A 38-year-old medical student is lead plaintiff in a lawsuit over tickets written by the Florida Highway Patrol for using flashing headlights to warn oncoming cars about speed traps, according to a report in the Palm Beach Post
Florida troopers have traditionally ticketed drivers that warn other vehicles of hidden speed traps by claiming they violated a state law that bars the use of flashing lights on cars, except to indicate lane changes or a disabled vehicle.
While many drivers simply pay the ticket and move on, in the last year others have begun to dispute them, maintaining that the law’s intent it to prevent people from impersonating police officers.
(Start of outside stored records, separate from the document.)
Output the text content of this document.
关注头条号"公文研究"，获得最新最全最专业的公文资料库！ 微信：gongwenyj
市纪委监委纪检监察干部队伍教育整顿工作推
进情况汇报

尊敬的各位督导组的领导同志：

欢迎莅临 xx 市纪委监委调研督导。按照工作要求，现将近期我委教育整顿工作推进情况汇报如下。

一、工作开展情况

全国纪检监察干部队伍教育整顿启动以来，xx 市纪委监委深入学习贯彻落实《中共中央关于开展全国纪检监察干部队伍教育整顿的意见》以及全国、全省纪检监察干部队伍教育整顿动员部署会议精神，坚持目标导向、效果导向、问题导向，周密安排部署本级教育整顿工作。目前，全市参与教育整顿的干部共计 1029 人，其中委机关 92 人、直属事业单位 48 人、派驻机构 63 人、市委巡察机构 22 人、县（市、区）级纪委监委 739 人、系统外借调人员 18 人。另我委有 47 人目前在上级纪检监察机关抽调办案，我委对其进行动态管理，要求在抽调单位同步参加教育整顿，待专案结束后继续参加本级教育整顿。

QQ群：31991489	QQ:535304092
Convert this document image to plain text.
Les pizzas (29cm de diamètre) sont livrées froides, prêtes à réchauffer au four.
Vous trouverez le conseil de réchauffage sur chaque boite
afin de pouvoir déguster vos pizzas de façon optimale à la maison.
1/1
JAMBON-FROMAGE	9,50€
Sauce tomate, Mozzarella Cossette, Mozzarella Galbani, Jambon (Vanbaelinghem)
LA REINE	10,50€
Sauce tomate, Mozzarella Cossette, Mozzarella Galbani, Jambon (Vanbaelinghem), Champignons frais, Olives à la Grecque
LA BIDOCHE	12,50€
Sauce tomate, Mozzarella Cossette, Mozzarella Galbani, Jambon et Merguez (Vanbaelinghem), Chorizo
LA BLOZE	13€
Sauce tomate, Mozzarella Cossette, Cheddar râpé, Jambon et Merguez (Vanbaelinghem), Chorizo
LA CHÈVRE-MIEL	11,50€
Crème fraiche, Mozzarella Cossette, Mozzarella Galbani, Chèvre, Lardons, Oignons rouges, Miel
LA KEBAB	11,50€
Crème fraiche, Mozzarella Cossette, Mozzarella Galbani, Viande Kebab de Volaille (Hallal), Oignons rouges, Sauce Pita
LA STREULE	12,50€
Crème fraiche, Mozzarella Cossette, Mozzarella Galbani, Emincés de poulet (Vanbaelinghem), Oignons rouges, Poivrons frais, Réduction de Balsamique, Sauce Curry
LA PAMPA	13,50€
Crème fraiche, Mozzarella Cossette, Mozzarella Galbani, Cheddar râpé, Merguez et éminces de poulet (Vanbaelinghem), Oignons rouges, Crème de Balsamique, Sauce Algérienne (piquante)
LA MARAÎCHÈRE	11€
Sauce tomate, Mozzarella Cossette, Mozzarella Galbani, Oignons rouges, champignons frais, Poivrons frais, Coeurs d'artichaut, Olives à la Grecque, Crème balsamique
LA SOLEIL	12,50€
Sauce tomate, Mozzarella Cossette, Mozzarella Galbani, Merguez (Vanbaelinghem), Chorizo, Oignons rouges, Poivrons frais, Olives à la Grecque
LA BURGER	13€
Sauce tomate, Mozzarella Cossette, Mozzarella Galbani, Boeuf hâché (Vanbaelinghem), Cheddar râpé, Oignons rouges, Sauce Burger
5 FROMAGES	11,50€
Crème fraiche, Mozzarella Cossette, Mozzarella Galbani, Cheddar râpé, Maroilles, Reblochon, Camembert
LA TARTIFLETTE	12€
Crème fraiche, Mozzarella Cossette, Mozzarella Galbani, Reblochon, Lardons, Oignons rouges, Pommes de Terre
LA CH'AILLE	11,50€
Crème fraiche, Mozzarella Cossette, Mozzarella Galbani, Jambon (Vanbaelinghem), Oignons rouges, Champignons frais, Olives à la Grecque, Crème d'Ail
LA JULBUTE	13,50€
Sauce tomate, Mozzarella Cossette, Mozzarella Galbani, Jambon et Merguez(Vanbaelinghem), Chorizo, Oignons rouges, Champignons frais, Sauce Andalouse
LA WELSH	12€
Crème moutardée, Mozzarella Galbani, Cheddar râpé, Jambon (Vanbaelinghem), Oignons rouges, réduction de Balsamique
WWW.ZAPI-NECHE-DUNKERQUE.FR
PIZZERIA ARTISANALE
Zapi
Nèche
Some judges agree: In the case of Eric Campbell, not only was the ticket dismissed, but the judge issued a written order that the ticket and statute used were unrelated.
Now J. Marc Jones, the lawyer that represented Mr. Campbell in court, is filing what he hopes will become a class-action suit that will establish that drivers flashing their headlights are exercising their free-speech rights. Jones has already found thousands of people he claims have been ticketed under the statute.
“I came up with 2,900 in the last five years,” he said, though he thinks the number may be higher, adding “I’ve heard from over 200 people who’ve been cited during the last two weeks.”
While Capt. Mark Welch, a spokesman for the highway patrol, says the number is much lower, the department has nonetheless ordered their officers to stop issuing the citations until the case is settled.